April 18, 2024
BANGOR DAILY NEWS (BANGOR, MAINE

Will Maine succeed in containing sprawl?

Urban and suburban sprawl entered the political scene during the recent election in a new and potentially significant way. A favorite argument against Question 2 in the recent election charged that a vote for the referendum was a vote for sprawl. Small landowners, it was claimed, would be driven to remove their forestland from Tree Growth and would develop the land to avoid the economic impact of the policies proposed in Question 2. The implicit assumption of the argument is that sprawl is a bad thing and that Maine’s citizens are against it. The overwhelming vote against the proposed forestry reform suggests that this assumption may be correct.

But where does this argument lead us now that the election is over and Question 2 is defeated? A recent report by a growth management task force calls for state government to tie state funding to successful management of growth by Maine communities. Residential growth should be concentrated primarily in areas designated for growth and new commercial development should not be allowed where it would cause congestion on roadways. Judging from the results of the recent election, we should applaud the efforts of the task force to put some content into the fight against sprawl. The success of the argument against the forestry referendum suggests that many people ought to support efforts to contain sprawl. Indeed, forces who rarely cooperate should now be willing to come together to deal with these issues in a constructive manner, knowing that many Maine citizens voted with the dangers of sprawl in mind.

But how exactly should we define the problem of sprawl? Is it just that it causes substantial economic costs to taxpayers? Should we look no further than to ask that those who build and develop in outlying areas be made to pay the full economic costs of their choices?
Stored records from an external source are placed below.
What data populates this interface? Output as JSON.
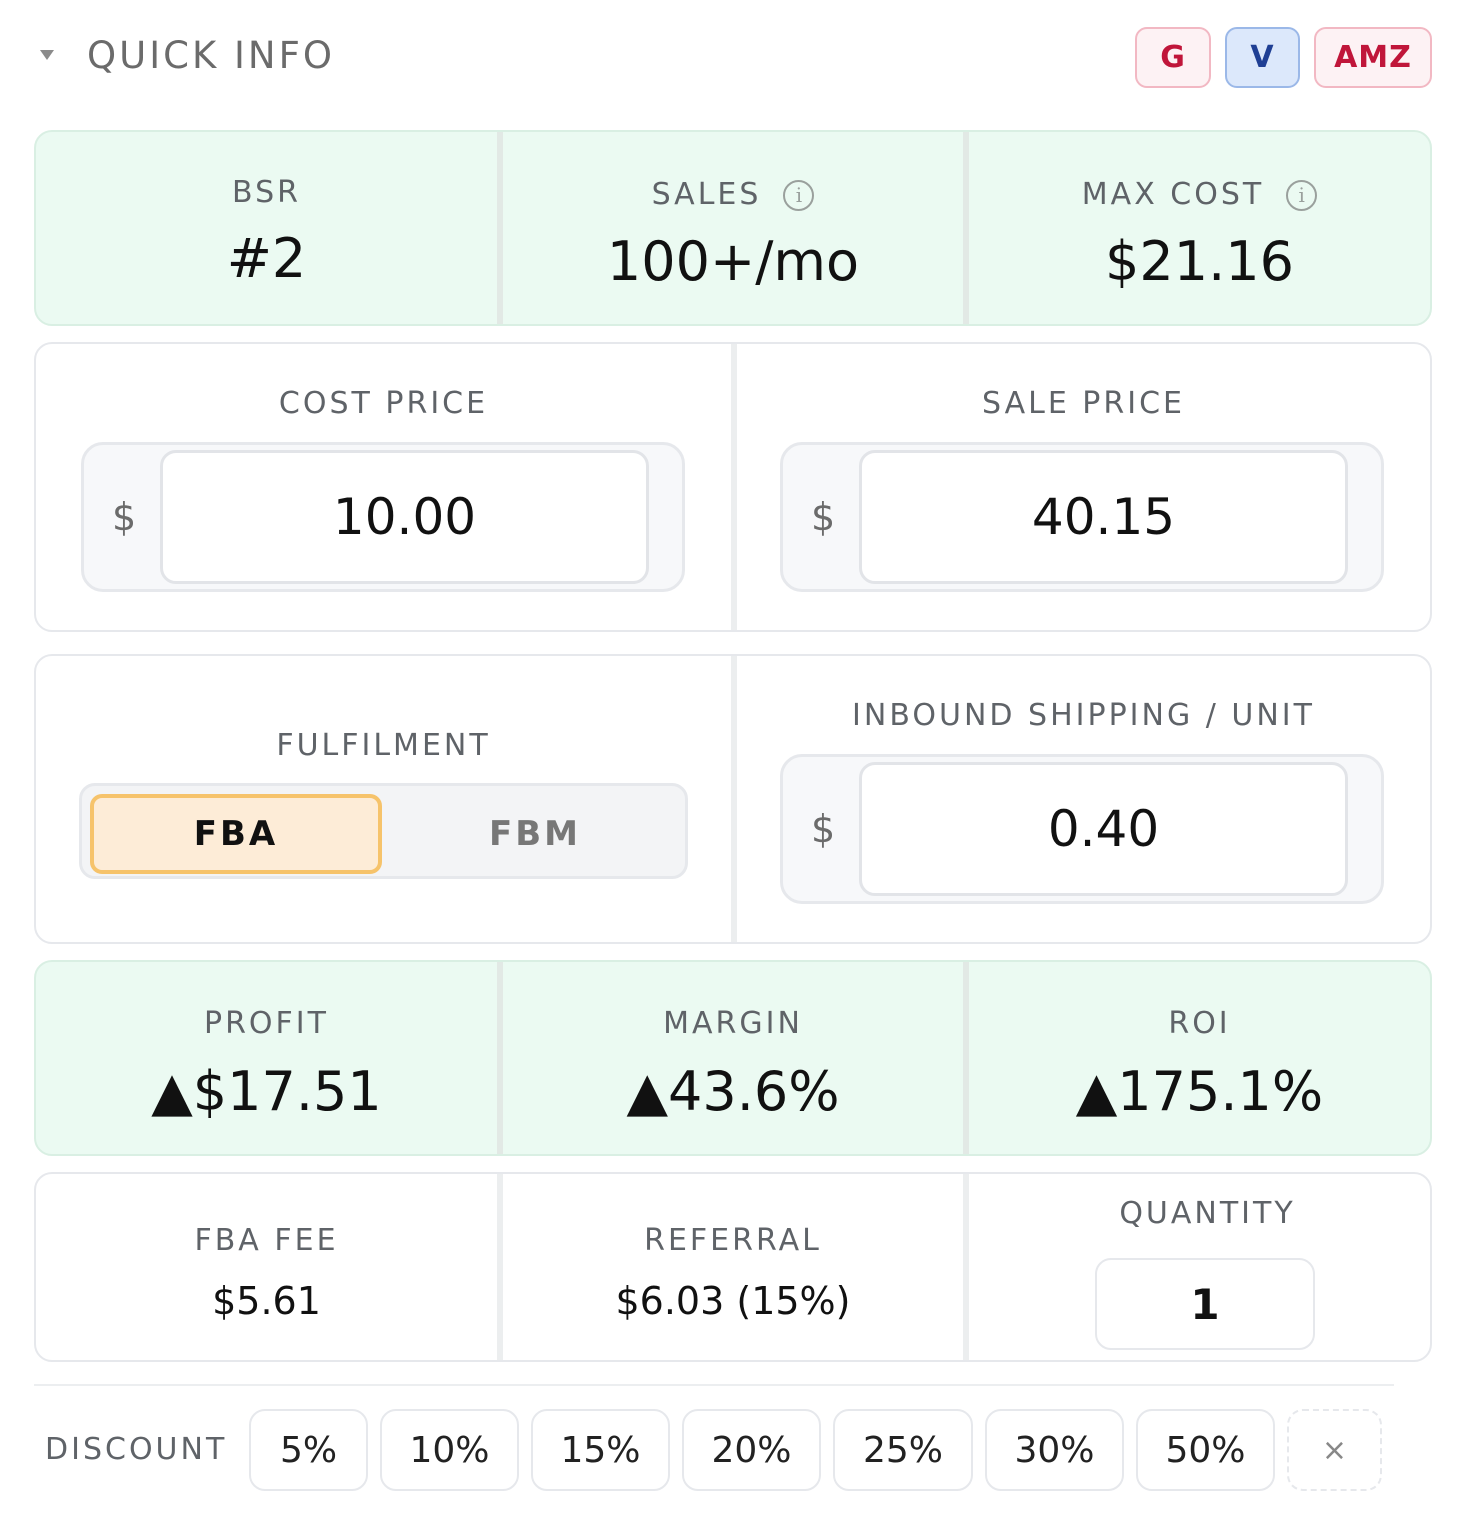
{
  "header": {
    "title": "QUICK INFO",
    "links": {
      "g": "G",
      "v": "V",
      "amz": "AMZ"
    }
  },
  "stats": {
    "bsr": {
      "label": "BSR",
      "value": "#2"
    },
    "sales": {
      "label": "SALES",
      "value": "100+/mo"
    },
    "max_cost": {
      "label": "MAX COST",
      "value": "$21.16"
    },
    "info_icon": "i"
  },
  "prices": {
    "cost": {
      "label": "COST PRICE",
      "currency": "$",
      "value": "10.00"
    },
    "sale": {
      "label": "SALE PRICE",
      "currency": "$",
      "value": "40.15"
    }
  },
  "fulfilment": {
    "label": "FULFILMENT",
    "options": [
      "FBA",
      "FBM"
    ],
    "selected": "FBA"
  },
  "inbound": {
    "label": "INBOUND SHIPPING / UNIT",
    "currency": "$",
    "value": "0.40"
  },
  "results": {
    "profit": {
      "label": "PROFIT",
      "value": "▲$17.51"
    },
    "margin": {
      "label": "MARGIN",
      "value": "▲43.6%"
    },
    "roi": {
      "label": "ROI",
      "value": "▲175.1%"
    }
  },
  "fees": {
    "fba_fee": {
      "label": "FBA FEE",
      "value": "$5.61"
    },
    "referral": {
      "label": "REFERRAL",
      "value": "$6.03 (15%)"
    },
    "quantity": {
      "label": "QUANTITY",
      "value": "1"
    }
  },
  "discount": {
    "label": "DISCOUNT",
    "options": [
      "5%",
      "10%",
      "15%",
      "20%",
      "25%",
      "30%",
      "50%"
    ],
    "clear": "×"
  },
  "colors": {
    "accent_green_bg": "#ebfaf2",
    "selected_orange_bg": "#fdecd7",
    "selected_orange_border": "#f6c36b",
    "brand_red": "#c0163a",
    "brand_blue": "#1f3f94"
  }
}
Success in battling sprawl will require some long-term re-thinking of cultural attitudes and assumptions, because not all the decisions we may need to make will be popular or easy. We should consider, therefore, what some of the non-economic reasons for containing sprawl are, and we should identify some of the difficult choices we will have to make when we take the problems of sprawl seriously.
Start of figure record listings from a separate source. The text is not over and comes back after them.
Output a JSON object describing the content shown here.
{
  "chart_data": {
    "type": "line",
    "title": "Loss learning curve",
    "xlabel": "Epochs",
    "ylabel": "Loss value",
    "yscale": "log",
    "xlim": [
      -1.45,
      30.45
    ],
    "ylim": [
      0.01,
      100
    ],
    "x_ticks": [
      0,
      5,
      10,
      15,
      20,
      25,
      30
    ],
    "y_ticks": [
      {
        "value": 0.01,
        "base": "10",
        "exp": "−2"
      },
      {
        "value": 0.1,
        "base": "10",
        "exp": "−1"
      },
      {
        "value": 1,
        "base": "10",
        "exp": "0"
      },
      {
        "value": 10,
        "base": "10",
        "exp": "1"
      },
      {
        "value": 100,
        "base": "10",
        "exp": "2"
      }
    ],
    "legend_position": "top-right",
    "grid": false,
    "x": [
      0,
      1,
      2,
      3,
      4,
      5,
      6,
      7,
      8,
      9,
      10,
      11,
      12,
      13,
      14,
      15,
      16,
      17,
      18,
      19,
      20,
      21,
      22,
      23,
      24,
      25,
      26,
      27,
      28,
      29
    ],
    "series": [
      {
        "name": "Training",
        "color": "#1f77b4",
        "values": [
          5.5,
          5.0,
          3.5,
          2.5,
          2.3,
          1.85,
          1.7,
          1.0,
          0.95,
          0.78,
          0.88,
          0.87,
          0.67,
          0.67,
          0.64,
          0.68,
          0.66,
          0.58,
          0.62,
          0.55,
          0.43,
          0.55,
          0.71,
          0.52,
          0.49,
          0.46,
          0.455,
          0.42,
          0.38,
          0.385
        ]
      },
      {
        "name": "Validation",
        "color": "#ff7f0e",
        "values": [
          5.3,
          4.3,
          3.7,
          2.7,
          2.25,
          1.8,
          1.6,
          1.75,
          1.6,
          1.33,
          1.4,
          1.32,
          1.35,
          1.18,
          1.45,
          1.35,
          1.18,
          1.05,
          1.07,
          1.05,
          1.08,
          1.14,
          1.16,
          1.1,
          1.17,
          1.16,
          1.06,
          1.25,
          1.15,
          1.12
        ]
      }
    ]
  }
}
There is no question that the problem of urban and suburban sprawl is a serious one and growing larger. It contributes to the loss of family farms and forestland, while increasing traffic congestion, air pollution, and the loss of economically coherent towns and cities. Tourism is harmed, forestry and agriculture suffer, and Maine’s way of life takes a turn for the worse. These harms are not just economic, although they often have an economic dimension.

It is the way of life of people that sprawl disrupts. And this human disruption takes place in the context of massive environmental disruption as well. Maine citizens and the tourists who visit the state share their place with wild animals and a multitude of ecosystems.
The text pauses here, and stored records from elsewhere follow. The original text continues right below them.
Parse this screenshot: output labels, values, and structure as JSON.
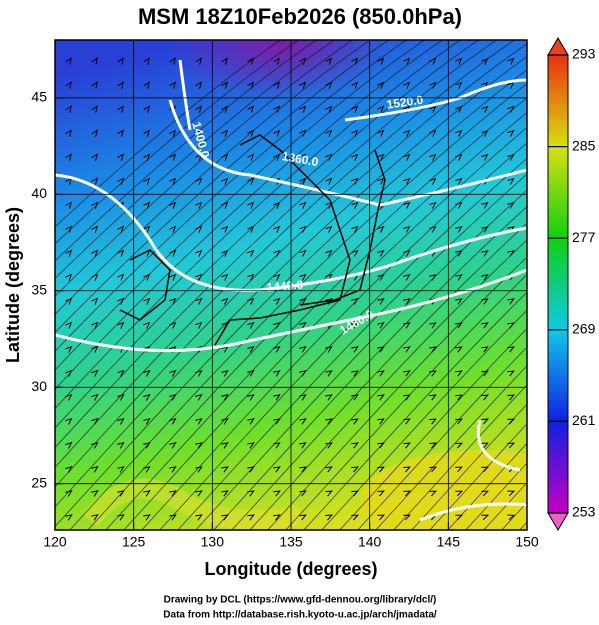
{
  "chart_data": {
    "type": "map",
    "title": "MSM 18Z10Feb2026 (850.0hPa)",
    "x_label": "Longitude (degrees)",
    "y_label": "Latitude  (degrees)",
    "xlim": [
      120,
      150
    ],
    "ylim": [
      22.6,
      48
    ],
    "xticks": [
      120,
      125,
      130,
      135,
      140,
      145,
      150
    ],
    "yticks": [
      25,
      30,
      35,
      40,
      45
    ],
    "grid": true,
    "colorbar": {
      "lim": [
        253,
        293
      ],
      "ticks": [
        253,
        261,
        269,
        277,
        285,
        293
      ]
    },
    "contour_labels": [
      "1520.0",
      "1400.0",
      "1360.0",
      "1440.0",
      "1480.0"
    ],
    "credits": [
      "Drawing by DCL (https://www.gfd-dennou.org/library/dcl/)",
      "Data from http://database.rish.kyoto-u.ac.jp/arch/jmadata/"
    ]
  }
}
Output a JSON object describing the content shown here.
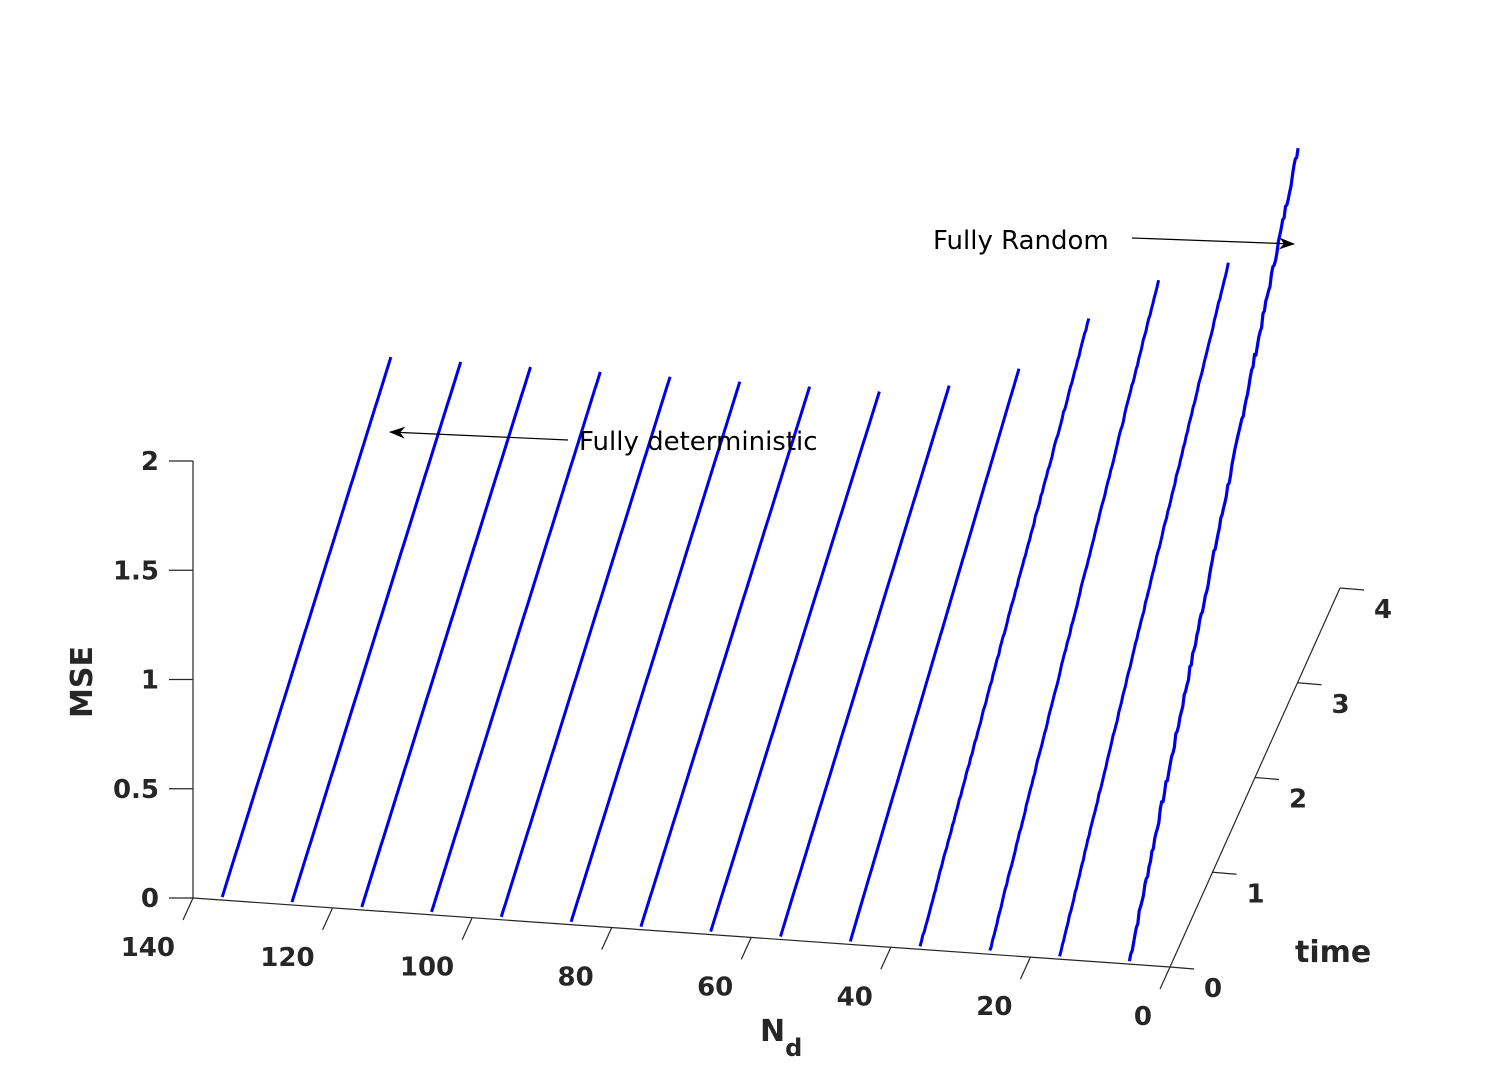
{
  "chart_data": {
    "type": "line",
    "projection": "3d",
    "x_axis": {
      "label": "N",
      "label_subscript": "d",
      "ticks": [
        0,
        20,
        40,
        60,
        80,
        100,
        120,
        140
      ],
      "range": [
        0,
        140
      ],
      "reversed": true
    },
    "y_axis": {
      "label": "time",
      "ticks": [
        0,
        1,
        2,
        3,
        4
      ],
      "range": [
        0,
        4
      ]
    },
    "z_axis": {
      "label": "MSE",
      "ticks": [
        "0",
        "0.5",
        "1",
        "1.5",
        "2"
      ],
      "tick_values": [
        0,
        0.5,
        1,
        1.5,
        2
      ],
      "range": [
        0,
        2
      ]
    },
    "line_color": "#0000e6",
    "series": [
      {
        "nd": 0,
        "mse_at_t0": 0.0,
        "mse_at_t4": 2.0,
        "noisy": true
      },
      {
        "nd": 10,
        "mse_at_t0": 0.0,
        "mse_at_t4": 1.45,
        "noisy": true
      },
      {
        "nd": 20,
        "mse_at_t0": 0.0,
        "mse_at_t4": 1.35,
        "noisy": true
      },
      {
        "nd": 30,
        "mse_at_t0": 0.0,
        "mse_at_t4": 1.15,
        "noisy": true
      },
      {
        "nd": 40,
        "mse_at_t0": 0.0,
        "mse_at_t4": 0.9,
        "noisy": false
      },
      {
        "nd": 50,
        "mse_at_t0": 0.0,
        "mse_at_t4": 0.8,
        "noisy": false
      },
      {
        "nd": 60,
        "mse_at_t0": 0.0,
        "mse_at_t4": 0.75,
        "noisy": false
      },
      {
        "nd": 70,
        "mse_at_t0": 0.0,
        "mse_at_t4": 0.75,
        "noisy": false
      },
      {
        "nd": 80,
        "mse_at_t0": 0.0,
        "mse_at_t4": 0.75,
        "noisy": false
      },
      {
        "nd": 90,
        "mse_at_t0": 0.0,
        "mse_at_t4": 0.75,
        "noisy": false
      },
      {
        "nd": 100,
        "mse_at_t0": 0.0,
        "mse_at_t4": 0.75,
        "noisy": false
      },
      {
        "nd": 110,
        "mse_at_t0": 0.0,
        "mse_at_t4": 0.75,
        "noisy": false
      },
      {
        "nd": 120,
        "mse_at_t0": 0.0,
        "mse_at_t4": 0.75,
        "noisy": false
      },
      {
        "nd": 130,
        "mse_at_t0": 0.0,
        "mse_at_t4": 0.75,
        "noisy": false
      }
    ],
    "annotations": [
      {
        "text": "Fully Random",
        "arrow": "right"
      },
      {
        "text": "Fully deterministic",
        "arrow": "left"
      }
    ],
    "grid": false
  }
}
Sprawl is a problem not just because some people pay higher taxes to support those who choose to build their homes in outlying areas. It is a problem because this ever-increasing human dispersal hacks away at natural habitats, undermines biological diversity, and harms wildlife. Finally, it so blights the landscape that we who live in Maine and travel its roads are constantly shocked by new ugliness.

Let us make no mistake, however. Our collective decision to take sprawl seriously and reflect on what it is doing both to the land and to ourselves has many challenges ahead. Small landowners who opposed the forestry referendum on the grounds that it might contribute to sprawl will now have to face the fact that preventing sprawl may also require new zoning restrictions on the use of private lands. If we are concerned to protect agricultural and forest ways of life, as well as the landscapes they support, we will need to accept limitations on the conversion of these lands to commercial and residential development. This much is implied in the recent task force report.

In addition, business interests will need to re-think support for the East-West Highway, while environmentalists will want to reflect on their support for a Maine North Woods National Park. Both projects will increase the tendency towards sprawl. The highway is intended to increase access to otherwise remote areas. And, while the park project is intended to protect and conserve lands within its projected borders, use of the park by the millions of people within a day’s drive will require expanded road access and stimulate commercial and vacation development outside the park boundaries.

These implications are controversial, of course. Efforts to contain sprawl will collide with private interests in many ways. It will probably be difficult to obtain a statewide consensus on the value of wild animals, natural habitats, and landscape beauty, despite our too easy tendency to identify these very things with the essence of living in Maine. Nonetheless, it is time to begin the serious debates about how to put the expressed will of many Maine people into action on this problem.

Roger King teaches environmental ethics and philosophy in the Philosophy Department at the University of Maine.